Дед, казалось, не ожидал от женщины такой словоохотливости.

– Да, все так, – он пожал плечами, – что было, того нет, а чего не было – появилось. Ты права. Так будешь узнавать или представиться?

– Подождите. Я еще не решила, как с этим быть.

Ей вдруг стало тоскливо и захотелось отменить беседу. Конечно, под благовидным предлогом. Чем больше удивит ее сейчас дед, назвав давнее имя и напомнив о великолепии былого образа, тем меньше захочется в очередной раз пятиться назад, в исходную точку.

– Ну, хорошо, а помнишь ли ты…

– Подождите, я вдруг отчетливо поняла, что не хочу никаких воспоминаний, они все изжеваны, как потерявшая вкус жвачка…

Они вышли из магазина одновременно и сошли по длинному пандусу, предназначенному для инвалидных колясок, на тротуар. Женщина проводила взглядом трусившую на трех лапах, поджав четвертую, черную собаку.

– Вы никогда не задавались вопросом, куда так целеустремленно бегут бездомные собаки?

– Не задавался, но думаю, что они бегут без цели. Чтобы согреться. Чтобы двигаться. Чтобы движением тренировать свое бездомное сердце.

Некоторое время спутники молчали. Дед прервал молчание:

– У меня недавно был юбилей. Вы не хотите знать, какой именно?

– Не хочу.

– Так вот. Мне подарили домашнюю метеостанцию. И она мне каждый божий день предсказывает погоду, так что я выхожу на улицу во всеоружии.

– Интересно…

– Мой маленький правнук…О правнуках можно?

– Можно, только осторожно.

– В каком смысле?

– В смысле дат…

– Хорошо. Так вот, мой маленький правнук садится в позу лотоса, лепечет какие-то непонятные заклинания, и тогда, всегда и непременно, к нему из любой точки квартиры подтягивается кошка и начинает слегка покусывать ему руки, ноги, локотки…

– Ой, посмотрите, как красиво! Какое солнце!

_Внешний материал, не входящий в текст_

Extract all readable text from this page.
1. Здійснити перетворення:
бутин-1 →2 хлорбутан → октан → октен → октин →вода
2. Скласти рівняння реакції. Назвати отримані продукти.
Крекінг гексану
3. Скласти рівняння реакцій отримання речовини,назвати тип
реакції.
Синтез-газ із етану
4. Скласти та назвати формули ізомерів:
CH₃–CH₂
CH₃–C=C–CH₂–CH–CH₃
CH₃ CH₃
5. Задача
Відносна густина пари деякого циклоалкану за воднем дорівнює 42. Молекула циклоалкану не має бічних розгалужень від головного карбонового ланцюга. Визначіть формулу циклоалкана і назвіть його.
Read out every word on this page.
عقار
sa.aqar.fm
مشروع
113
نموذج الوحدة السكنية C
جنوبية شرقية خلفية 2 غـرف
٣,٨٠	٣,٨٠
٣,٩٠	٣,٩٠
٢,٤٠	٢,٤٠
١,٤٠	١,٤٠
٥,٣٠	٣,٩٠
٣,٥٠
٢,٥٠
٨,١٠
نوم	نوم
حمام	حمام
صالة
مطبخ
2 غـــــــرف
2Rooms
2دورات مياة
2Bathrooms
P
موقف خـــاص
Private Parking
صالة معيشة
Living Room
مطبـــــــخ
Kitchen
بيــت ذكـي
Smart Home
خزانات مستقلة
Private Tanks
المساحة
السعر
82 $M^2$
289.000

Вовсе не утомленное солнце собиралось закатиться за дальний дом и завораживающе-агрессивным светом освещало голые ветки деревьев, вертикальные столбы белых дымов, голубей на крыше самодельной лоджии длинного дома, мимо которого они шли, еще не зажженные, но как будто светящиеся головки фонарей. Отвернув взгляд от необычайного заката, дед спросил:

– Ты любишь ночь?

– Нет, моя любовь к текущей жизни, к сожалению, заканчивается с окончанием сумерек. Дальше все резко меняется. И так каждый раз. Я люблю длинный день и с трудом терплю даже короткую ночь.

– Осторожно, машина.

Они переходили запруженную троллейбусами, трамваями, грузовиками и легковыми машинами улицу.

– Один замечательный философ сказал: «Чтобы сохранить жизнь, не надо над ней трястись…»

– Трястись не надо, а соблюдать дорожные правила необходимо.

– Спасибо за науку. Вам прямо?

– Мне прямо.

– Мне направо…Всего хорошего.

– До свидания.

Дед удалялся довольно бодрой походкой, не оглядываясь. Солнце зашло за дом, и сразу начались сумерки. Длинной цепочкой выстроились пустые прозрачные трамваи – очередная авария. Люди шли вереницами во всех направлениях – видно, нуждались в трамваях, которые, как всегда, некстати сломались.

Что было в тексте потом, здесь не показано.